The team say new research suggests this might well be true for the blue whale. But, he adds, there is an exciting twist.

“These lateralized behaviours [are] manifesting depending on where and how that particular behaviour, which is feeding, occurs. That was the really new thing,” he said.

Writing in the journal Current Biology, researchers from the US and Sweden describe how they fitted motion tracking sensors to 63 blue whales to explore their movements.

The team found that the blue whales more often completed side-rolls – in which the whale tipped to one side then righted itself – at depths of more than 70 metres. Full barrel rolls were more common in shallower waters, with the whales attacking at a steeper angle.

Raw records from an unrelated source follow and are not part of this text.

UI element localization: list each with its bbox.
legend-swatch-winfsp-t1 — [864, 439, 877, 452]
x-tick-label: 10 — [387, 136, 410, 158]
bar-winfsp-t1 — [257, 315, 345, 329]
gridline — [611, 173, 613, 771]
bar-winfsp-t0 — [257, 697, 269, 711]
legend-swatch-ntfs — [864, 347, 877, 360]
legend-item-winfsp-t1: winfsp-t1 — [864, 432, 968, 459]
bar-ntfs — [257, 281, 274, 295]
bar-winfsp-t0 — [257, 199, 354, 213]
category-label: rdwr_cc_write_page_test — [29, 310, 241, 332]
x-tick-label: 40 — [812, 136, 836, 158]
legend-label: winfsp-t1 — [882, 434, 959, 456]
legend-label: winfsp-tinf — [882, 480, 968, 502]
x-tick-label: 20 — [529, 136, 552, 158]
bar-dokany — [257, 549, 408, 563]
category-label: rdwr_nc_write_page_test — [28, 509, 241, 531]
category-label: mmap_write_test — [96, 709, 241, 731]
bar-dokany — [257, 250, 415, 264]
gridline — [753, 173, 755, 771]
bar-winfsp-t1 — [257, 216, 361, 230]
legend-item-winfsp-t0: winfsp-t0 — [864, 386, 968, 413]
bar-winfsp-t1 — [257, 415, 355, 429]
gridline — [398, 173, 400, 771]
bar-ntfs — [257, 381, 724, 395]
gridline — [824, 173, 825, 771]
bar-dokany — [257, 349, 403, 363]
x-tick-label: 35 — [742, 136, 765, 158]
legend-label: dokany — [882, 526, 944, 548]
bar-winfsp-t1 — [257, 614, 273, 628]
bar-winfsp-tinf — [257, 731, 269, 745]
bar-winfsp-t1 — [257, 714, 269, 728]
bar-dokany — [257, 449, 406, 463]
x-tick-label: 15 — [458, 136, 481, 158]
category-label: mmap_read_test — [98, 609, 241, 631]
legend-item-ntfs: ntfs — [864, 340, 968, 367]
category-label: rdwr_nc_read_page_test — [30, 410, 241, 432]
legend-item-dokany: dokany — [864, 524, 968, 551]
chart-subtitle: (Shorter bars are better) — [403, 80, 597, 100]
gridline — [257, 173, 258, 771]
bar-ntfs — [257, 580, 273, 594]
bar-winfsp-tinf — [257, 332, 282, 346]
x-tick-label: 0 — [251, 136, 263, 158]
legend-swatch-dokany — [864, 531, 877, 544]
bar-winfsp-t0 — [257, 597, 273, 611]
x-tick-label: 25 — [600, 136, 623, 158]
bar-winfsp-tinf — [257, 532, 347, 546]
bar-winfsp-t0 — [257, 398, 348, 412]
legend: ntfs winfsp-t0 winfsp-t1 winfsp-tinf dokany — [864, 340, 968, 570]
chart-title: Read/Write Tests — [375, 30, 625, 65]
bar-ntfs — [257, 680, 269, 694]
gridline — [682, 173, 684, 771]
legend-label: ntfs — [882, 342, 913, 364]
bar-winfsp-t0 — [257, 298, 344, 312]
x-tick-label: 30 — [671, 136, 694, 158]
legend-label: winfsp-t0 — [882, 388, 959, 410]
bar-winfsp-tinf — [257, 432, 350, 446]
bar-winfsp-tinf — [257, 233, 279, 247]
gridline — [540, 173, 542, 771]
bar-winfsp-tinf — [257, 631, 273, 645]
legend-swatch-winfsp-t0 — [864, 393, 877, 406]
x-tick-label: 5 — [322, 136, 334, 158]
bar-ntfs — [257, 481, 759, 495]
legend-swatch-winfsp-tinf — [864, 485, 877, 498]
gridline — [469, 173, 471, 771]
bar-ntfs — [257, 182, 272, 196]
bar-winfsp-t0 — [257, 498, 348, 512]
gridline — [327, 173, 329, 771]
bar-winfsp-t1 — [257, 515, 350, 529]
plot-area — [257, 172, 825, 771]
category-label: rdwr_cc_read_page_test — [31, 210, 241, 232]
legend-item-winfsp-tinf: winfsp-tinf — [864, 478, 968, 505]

The team then looked at data from 49 individuals that completed 10 or more rolls of any kind, finding that 28 of the whales more often rolled in one direction, with 75% rolling to the right.

Delving deeper, the team discovered that blue whales more often rolled to the right for side-rolls and to the left for barrel rolls.

“When they are at the surface they are more likely to turn towards the left-hand side and do these larger rolls, and when they are at depth they are more likely to turn to the right and do these smaller rolls,” said Herbert-Read.

The team suggests that preference for the type of roll, and the direction, could be down to the distribution of small crustaceans known as krill, upon which the whales feed – with sparser patches in shallower water potentially requiring more athletic rolls for the whale to scoop a meal.

“[The blue whales] are trying to target these really small items of prey at the surface of the water and so they need to have some sort of predictive motor control,” said Herbert-Read. “In humans and other vertebrates this predictive motor control comes from the left side of the brain.”

By rolling to the left, the whales keep their right eye on the prey. “In vertebrates, all the information that is processed through the right eye is processed by the left side of the brain,” he noted.

Herbert-Read added that he hopes the discovery will encourage efforts to protect the blue whale. “I think it is just amazing that these are the largest animals that ever lived and we are still finding out these interesting and fascinating aspects of their behaviour which we had no idea about,” he said.